Neverthele­ss, for those familiar with Smuts’s writing from her journalism days, there is no mistaking her forthright and mordantly funny voice, her ability to skewer, her crisp prose. Her account of the property clause in the Constituti­on as “a kind of mermaid [with a] long and fishy tail of subclause after subclause” is vintage Smuts.

This memoir, a history of 25 years in Parliament and a valuable account of the making of the Constituti­on, is an important marker on the map of South African political analysis. The reminders of what many of us have forgotten or never knew, the insider views, and her trademark fearlessne­ss more than compensate for the unpolished or truncated passages.

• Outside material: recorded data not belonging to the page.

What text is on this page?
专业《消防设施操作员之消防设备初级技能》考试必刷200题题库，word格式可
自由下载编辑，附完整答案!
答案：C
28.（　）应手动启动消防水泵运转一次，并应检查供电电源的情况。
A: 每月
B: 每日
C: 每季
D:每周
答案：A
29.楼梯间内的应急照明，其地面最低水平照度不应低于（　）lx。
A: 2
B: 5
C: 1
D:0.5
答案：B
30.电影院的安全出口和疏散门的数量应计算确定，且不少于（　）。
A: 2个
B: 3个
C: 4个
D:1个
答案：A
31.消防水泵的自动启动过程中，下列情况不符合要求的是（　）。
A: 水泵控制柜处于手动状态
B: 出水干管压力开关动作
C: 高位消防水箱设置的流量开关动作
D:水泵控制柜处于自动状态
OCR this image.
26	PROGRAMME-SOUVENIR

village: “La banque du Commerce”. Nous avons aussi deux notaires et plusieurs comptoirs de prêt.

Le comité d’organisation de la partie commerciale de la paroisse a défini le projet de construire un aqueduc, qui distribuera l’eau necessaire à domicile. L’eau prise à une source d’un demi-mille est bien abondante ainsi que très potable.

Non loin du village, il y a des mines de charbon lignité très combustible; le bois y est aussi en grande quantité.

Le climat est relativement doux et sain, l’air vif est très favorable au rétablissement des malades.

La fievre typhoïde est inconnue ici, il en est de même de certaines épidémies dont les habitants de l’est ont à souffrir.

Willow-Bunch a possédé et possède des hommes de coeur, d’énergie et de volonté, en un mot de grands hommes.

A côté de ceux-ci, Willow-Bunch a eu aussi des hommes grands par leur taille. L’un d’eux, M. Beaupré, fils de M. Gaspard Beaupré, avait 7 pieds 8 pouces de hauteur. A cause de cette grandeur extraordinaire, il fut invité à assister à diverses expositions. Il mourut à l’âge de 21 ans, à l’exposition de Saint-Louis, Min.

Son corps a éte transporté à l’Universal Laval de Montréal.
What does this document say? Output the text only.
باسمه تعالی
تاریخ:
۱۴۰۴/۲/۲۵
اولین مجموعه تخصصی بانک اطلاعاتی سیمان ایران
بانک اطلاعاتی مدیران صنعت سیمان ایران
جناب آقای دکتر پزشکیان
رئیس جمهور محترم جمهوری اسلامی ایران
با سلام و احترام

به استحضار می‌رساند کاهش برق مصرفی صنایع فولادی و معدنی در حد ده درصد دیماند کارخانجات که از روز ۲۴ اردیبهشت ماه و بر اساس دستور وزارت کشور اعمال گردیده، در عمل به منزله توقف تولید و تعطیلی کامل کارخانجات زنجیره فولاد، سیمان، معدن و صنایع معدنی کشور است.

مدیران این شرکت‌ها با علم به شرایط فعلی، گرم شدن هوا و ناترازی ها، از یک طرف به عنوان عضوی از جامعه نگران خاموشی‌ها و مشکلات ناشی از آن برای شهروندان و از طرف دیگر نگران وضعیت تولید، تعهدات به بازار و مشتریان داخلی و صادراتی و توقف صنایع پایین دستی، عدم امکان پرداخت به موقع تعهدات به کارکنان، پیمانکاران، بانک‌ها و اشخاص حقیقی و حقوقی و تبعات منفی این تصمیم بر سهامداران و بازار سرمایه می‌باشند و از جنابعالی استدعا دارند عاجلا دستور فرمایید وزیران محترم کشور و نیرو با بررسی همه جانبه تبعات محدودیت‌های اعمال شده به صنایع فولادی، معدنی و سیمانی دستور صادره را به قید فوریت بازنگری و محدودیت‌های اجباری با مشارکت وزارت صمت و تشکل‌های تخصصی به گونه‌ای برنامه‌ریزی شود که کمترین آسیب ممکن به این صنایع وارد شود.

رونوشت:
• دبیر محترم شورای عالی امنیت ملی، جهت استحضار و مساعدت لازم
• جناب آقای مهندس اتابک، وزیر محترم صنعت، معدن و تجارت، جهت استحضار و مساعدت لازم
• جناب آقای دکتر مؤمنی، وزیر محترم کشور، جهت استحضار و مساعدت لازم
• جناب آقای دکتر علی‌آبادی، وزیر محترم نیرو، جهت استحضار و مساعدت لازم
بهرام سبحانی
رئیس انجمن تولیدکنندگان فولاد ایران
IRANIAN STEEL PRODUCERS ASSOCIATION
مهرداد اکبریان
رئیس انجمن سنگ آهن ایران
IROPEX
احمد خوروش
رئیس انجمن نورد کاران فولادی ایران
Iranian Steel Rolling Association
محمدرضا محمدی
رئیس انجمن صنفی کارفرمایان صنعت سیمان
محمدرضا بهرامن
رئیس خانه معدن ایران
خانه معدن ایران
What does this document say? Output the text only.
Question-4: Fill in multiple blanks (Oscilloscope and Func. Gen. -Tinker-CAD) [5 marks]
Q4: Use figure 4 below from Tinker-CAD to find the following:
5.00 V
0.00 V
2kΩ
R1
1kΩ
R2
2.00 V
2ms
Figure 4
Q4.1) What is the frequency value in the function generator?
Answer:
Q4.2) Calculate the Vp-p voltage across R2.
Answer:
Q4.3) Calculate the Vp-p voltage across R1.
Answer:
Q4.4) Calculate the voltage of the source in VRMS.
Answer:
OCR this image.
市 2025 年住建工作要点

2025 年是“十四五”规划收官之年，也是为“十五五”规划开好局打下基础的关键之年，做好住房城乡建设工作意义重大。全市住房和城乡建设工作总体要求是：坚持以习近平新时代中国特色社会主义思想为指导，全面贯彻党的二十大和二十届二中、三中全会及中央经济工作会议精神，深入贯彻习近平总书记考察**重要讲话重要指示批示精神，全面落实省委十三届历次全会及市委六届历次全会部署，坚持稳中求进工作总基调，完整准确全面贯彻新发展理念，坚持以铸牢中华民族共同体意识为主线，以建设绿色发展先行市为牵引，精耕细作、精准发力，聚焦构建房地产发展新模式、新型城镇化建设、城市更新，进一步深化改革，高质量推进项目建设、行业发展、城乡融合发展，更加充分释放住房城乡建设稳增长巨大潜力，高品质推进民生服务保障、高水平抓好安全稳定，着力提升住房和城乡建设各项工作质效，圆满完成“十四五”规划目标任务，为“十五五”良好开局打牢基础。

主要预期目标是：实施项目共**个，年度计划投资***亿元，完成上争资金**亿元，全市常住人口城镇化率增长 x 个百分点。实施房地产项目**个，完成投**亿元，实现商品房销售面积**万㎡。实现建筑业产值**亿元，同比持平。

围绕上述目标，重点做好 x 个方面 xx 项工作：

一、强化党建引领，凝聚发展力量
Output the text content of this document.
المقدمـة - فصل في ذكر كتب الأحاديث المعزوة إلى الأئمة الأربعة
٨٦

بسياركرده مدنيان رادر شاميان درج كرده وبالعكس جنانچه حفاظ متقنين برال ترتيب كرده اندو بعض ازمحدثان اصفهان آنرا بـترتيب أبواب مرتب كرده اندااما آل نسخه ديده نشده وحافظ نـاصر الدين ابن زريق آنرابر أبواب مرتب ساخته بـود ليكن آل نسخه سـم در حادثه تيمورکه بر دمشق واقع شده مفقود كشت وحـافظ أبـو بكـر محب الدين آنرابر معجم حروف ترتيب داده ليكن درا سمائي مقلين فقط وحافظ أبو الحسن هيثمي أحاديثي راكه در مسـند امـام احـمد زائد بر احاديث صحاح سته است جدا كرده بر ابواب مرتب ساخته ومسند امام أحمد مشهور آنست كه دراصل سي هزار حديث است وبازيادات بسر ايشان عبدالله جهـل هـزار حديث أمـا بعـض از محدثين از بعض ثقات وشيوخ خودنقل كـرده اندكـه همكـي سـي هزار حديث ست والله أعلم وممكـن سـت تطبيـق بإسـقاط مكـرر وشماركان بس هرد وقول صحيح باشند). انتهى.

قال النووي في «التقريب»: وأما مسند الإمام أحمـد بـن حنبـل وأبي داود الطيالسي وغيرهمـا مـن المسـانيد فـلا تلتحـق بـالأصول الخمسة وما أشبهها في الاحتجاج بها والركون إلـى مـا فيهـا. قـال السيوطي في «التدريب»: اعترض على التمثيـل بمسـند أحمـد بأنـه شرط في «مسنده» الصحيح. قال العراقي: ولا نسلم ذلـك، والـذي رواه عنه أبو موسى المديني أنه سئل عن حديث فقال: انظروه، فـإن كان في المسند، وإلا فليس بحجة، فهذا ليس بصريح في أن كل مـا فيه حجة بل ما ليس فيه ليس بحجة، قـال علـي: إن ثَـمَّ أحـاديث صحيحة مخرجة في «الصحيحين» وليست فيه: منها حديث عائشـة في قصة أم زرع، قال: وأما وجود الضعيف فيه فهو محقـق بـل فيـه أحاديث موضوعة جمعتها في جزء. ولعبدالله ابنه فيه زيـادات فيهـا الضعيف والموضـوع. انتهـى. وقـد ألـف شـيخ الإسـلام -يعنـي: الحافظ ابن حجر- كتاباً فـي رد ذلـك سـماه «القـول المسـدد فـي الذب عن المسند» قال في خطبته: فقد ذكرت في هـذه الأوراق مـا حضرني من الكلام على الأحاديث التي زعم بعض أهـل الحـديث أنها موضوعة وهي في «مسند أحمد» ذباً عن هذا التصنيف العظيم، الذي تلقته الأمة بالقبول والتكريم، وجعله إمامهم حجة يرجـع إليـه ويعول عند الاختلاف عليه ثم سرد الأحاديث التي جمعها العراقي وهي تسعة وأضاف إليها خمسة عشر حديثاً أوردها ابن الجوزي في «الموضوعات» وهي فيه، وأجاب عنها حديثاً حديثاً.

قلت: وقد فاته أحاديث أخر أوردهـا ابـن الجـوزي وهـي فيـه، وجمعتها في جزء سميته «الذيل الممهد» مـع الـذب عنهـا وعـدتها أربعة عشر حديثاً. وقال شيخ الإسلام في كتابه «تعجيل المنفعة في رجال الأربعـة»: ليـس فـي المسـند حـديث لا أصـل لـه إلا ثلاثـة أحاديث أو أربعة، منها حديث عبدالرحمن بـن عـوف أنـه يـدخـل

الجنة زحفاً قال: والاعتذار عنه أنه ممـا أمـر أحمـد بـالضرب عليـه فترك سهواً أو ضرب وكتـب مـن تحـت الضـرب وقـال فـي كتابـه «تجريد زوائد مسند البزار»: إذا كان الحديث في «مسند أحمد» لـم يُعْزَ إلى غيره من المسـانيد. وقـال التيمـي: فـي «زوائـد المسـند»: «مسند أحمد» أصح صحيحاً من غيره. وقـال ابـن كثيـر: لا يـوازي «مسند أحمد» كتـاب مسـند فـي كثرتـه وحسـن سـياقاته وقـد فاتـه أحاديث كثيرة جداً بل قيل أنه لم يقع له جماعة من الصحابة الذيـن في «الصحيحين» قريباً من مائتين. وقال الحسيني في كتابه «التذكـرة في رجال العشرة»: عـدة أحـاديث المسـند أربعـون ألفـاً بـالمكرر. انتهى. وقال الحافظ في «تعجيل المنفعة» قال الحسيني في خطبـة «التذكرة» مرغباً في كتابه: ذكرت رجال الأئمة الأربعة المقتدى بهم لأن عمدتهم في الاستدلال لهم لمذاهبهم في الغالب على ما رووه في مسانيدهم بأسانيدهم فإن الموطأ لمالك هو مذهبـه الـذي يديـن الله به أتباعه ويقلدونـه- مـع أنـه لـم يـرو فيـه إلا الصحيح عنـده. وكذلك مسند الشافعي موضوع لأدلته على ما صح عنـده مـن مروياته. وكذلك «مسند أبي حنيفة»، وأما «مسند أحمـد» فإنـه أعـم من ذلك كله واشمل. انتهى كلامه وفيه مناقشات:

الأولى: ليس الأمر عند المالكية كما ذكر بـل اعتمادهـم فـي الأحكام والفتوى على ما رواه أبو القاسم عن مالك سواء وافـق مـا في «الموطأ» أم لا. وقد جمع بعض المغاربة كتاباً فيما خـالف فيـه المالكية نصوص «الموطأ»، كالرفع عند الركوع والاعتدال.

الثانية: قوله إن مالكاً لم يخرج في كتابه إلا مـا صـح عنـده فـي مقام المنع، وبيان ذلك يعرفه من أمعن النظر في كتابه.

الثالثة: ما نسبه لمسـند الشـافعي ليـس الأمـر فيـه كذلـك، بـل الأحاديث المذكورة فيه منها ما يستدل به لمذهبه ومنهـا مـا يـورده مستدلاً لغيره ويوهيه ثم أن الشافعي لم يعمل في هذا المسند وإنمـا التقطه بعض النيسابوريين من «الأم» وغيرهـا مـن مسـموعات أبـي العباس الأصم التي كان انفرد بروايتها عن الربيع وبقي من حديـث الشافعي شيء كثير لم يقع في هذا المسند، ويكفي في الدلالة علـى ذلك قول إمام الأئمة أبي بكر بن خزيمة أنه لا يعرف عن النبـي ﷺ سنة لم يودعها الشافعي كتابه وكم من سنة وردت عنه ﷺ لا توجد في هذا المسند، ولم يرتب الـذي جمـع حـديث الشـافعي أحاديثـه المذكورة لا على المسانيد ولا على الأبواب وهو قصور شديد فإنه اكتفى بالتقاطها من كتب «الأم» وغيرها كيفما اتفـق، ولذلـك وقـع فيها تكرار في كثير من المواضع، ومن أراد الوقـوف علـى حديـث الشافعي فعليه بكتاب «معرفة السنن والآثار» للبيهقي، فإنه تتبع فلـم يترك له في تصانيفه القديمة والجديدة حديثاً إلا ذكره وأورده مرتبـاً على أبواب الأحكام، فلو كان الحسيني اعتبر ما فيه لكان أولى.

Smuts wrote this book after her “retirement” in 2014, with characteri­stic passion for her ideals, but surprising lack of heat given that she often describes herself as “incensed” or “incandesce­nt with rage”. There is none of the score-settling that can mar political memoirs — although she takes no prisoners. Thabo Mbeki, in particular, is not spared, although her critique of his legacy focuses on his interest in keeping open the wounds of racism, rather than his shameful obtuseness on HIV/Aids, which cost hundreds of thousands of people their lives.

One might not agree with Smuts’s liberal politics, and I remain unconvince­d by her arguments on hate and “hurt” speech — it is not enough to dismiss the Sparrows of this world as pathetic and irrelevant — but there is no denying the integrity of her principles, and the terrier-like tenacity with which she guarded those principles — particular­ly equality — as part of the backbone of the post-1994 political dispensati­on.